Mick seems to miss his job, despite what it wrought, almost as much as he misses his wife. Recollections of Clydebank’s glory days provide some of the only uplift: “The sheer thrill of a ship on its stocks, grown from just a few small pieces of metal, walking toward it each morning and seeing that it was bigger, looking like it was parked there at the end of the street, looming over the end tenement.”
From the turn of the century until the mass layoffs of the ’70s, “Clydebuilt” was synonymous with top-notch, first-class ironclads. Liners including the Lusitania (1906), the Queen Elizabeth (1938) and the Queen Elizabeth 2 (1967) were made at Clydebank, with Mick lapping up free whiskey at the launching of the last. It was said that if only the Titanic had been Clydebuilt, the ship would have made a mess of the iceberg, not the other way around. Mick gloried in the workmen’s graffiti on the sides of the ship, the rats scuttling down the mooring ropes, the heavy and hard work. The solidity of his former life as a husband and shipbuilder makes his decline all the more shocking.
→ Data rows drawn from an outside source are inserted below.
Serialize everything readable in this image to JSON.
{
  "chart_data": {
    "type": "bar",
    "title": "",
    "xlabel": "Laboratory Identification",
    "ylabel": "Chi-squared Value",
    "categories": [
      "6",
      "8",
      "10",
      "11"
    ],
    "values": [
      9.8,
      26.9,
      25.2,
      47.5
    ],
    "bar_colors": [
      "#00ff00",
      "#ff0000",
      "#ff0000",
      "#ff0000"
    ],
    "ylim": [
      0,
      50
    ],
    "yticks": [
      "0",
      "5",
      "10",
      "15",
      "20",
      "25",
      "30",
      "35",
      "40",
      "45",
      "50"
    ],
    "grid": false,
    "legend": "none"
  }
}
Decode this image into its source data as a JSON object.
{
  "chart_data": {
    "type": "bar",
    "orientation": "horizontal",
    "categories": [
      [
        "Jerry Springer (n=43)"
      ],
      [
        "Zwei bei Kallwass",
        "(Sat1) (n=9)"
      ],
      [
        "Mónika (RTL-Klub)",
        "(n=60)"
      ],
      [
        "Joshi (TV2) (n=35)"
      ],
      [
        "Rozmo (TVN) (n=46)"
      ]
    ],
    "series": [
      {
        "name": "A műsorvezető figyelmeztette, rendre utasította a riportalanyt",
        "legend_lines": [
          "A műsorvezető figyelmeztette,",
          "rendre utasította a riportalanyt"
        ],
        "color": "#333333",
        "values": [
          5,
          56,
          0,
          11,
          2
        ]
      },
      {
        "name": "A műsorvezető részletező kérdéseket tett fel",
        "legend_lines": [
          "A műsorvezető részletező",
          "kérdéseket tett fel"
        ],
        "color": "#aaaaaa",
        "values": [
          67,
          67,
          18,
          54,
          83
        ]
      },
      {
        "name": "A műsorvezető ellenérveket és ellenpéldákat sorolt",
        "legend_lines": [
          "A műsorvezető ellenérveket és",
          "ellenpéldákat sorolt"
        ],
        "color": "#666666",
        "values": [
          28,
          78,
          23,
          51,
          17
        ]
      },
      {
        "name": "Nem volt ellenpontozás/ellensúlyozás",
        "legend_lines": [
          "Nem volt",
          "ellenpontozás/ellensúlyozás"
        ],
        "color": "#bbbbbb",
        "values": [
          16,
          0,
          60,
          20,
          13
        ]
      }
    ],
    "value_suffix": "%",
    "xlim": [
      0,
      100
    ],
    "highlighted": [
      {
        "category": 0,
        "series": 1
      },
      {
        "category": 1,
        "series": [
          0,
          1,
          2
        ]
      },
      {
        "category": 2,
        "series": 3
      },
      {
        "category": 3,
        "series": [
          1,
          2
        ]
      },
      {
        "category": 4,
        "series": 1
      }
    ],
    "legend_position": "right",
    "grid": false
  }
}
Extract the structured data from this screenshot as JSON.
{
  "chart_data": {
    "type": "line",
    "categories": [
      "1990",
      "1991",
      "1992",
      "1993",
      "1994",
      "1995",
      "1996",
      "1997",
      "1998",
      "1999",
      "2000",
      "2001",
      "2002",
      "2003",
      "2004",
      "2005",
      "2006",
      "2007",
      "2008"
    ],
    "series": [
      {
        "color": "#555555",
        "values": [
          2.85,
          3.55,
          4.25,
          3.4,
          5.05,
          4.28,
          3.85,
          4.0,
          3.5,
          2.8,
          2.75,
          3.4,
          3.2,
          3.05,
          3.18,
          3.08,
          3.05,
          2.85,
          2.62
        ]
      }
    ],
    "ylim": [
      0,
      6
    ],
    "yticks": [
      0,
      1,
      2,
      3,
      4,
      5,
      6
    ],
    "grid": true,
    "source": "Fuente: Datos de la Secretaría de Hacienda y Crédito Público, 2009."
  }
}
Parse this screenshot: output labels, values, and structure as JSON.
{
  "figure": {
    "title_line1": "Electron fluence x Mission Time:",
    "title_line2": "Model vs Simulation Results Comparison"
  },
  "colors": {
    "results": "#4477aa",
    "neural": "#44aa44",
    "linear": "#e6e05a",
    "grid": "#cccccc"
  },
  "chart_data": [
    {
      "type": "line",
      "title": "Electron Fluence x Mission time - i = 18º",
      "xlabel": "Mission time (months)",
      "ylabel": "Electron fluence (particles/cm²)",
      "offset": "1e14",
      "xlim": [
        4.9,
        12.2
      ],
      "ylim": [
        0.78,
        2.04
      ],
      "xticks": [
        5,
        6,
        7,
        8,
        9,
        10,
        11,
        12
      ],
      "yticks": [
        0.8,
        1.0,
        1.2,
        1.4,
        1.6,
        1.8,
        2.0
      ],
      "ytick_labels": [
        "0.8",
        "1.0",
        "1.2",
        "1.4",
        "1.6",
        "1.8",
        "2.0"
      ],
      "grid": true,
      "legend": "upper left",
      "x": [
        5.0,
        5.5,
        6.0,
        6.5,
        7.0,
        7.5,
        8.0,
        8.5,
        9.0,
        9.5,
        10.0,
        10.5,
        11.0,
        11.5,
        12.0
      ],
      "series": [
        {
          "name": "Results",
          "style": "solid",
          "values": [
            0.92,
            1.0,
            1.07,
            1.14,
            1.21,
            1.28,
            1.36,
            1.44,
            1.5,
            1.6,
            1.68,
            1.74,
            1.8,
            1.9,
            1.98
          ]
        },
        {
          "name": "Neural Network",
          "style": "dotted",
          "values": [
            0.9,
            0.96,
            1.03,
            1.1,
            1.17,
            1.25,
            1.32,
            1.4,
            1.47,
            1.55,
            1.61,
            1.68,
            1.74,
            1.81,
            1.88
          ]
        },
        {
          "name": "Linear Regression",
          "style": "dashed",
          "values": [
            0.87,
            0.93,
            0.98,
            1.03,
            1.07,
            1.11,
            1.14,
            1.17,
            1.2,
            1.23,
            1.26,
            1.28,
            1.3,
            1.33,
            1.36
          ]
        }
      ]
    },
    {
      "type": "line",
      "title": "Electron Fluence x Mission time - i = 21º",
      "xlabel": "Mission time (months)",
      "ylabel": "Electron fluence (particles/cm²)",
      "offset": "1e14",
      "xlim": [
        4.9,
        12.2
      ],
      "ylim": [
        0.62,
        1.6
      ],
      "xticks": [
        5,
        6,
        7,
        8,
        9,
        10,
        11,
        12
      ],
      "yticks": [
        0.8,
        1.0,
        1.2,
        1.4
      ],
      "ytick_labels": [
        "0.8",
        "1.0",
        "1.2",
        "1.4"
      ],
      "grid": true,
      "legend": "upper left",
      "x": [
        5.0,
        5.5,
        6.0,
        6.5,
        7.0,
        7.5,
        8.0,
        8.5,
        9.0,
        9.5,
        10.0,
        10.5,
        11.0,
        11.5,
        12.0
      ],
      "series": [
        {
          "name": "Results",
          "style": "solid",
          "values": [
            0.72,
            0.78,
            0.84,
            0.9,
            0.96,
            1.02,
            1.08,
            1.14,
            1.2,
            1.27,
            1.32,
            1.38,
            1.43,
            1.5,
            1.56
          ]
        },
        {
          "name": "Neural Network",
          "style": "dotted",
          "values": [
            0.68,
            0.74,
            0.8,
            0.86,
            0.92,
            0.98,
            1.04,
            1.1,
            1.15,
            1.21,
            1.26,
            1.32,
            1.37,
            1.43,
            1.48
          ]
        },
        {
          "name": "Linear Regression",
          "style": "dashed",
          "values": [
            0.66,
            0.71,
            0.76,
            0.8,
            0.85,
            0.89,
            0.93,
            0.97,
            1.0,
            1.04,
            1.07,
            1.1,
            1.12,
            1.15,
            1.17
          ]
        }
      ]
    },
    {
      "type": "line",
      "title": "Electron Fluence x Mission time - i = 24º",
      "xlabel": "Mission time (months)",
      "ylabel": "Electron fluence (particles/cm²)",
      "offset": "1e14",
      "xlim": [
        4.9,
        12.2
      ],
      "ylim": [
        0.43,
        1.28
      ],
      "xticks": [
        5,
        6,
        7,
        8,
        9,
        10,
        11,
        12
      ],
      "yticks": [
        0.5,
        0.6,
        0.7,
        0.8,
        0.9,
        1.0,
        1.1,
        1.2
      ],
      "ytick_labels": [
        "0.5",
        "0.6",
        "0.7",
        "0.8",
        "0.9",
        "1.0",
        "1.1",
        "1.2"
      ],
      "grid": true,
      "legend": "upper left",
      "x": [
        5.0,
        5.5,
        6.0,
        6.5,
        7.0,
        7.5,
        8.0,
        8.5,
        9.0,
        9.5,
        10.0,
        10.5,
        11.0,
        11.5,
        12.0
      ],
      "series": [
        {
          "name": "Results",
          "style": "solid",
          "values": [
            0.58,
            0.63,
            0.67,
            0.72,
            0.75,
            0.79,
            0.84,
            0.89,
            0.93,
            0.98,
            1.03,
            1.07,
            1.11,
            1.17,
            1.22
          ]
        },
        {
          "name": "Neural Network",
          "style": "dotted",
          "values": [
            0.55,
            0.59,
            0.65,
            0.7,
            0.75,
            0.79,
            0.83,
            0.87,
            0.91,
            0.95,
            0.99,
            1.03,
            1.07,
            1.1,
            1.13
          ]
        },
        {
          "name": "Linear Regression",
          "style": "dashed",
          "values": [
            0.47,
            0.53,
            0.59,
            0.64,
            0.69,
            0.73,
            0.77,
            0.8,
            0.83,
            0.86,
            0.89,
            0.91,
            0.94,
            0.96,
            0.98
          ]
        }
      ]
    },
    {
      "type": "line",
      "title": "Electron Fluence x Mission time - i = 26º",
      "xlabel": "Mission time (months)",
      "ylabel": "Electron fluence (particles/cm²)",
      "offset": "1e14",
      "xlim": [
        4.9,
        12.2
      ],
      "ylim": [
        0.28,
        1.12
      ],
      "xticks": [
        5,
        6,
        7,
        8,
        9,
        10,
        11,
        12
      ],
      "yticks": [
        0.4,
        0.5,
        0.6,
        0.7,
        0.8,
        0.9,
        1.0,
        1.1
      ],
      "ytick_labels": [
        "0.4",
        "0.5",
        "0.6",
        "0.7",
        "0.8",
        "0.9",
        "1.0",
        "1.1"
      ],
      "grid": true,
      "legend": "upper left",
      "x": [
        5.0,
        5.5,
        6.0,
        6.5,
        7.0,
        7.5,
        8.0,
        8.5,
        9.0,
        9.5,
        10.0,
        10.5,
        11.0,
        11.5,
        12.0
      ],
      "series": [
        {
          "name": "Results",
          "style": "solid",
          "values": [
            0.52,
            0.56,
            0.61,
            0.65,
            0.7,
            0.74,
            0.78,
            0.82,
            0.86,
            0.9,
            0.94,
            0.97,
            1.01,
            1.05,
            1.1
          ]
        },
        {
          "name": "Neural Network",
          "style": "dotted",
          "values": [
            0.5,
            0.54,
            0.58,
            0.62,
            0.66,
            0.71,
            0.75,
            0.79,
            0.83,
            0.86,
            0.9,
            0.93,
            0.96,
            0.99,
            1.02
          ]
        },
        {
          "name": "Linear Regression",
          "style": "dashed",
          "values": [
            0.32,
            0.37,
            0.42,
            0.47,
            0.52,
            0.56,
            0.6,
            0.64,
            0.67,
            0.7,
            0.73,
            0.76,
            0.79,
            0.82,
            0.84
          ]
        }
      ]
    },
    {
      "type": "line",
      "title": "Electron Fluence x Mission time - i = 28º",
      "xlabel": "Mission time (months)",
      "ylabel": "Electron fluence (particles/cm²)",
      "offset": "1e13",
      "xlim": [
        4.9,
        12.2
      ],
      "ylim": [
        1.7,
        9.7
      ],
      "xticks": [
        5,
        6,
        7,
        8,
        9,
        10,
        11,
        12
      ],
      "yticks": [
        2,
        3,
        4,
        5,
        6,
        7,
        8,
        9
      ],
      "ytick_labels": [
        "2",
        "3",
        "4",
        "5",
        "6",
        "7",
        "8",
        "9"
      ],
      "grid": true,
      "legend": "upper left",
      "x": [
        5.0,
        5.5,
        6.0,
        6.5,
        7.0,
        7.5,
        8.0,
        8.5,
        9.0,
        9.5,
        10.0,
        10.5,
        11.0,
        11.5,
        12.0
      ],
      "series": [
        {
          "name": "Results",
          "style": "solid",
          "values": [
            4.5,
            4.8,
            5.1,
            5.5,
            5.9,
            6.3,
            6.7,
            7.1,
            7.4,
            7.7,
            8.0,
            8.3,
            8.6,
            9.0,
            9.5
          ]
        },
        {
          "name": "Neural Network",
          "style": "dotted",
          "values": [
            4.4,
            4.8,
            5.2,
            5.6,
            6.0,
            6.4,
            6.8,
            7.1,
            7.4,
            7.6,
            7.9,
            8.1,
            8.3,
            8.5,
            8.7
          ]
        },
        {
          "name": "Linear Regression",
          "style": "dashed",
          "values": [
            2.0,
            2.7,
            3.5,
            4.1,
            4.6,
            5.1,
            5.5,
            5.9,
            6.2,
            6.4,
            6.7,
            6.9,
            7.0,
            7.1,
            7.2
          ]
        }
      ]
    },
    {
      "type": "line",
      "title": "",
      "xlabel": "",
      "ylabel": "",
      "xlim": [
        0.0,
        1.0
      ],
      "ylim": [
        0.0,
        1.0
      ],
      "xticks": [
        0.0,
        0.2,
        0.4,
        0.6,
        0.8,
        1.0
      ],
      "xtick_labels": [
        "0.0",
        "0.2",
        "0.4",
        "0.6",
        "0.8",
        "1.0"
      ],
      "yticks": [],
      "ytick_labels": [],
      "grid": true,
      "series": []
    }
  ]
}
In Orwell’s formulation, “If you look for the working classes in fiction, and especially English fiction, all you find is a hole.” This is from an essay on Dickens, so Orwell qualifies it: criminals and the working-class intelligentsia get a showing, but not the “ordinary town proletariat, the people who make the wheels go round.” In Mick we have an affecting portrait of this type of person, after the wheels have stopped turning. Still, it takes no small readerly fortitude to get through a book as relentlessly downbeat as “Waterline,” even if its story — a man with no savings or safety net falls hard through the cracks — plays out every day in every city in the world.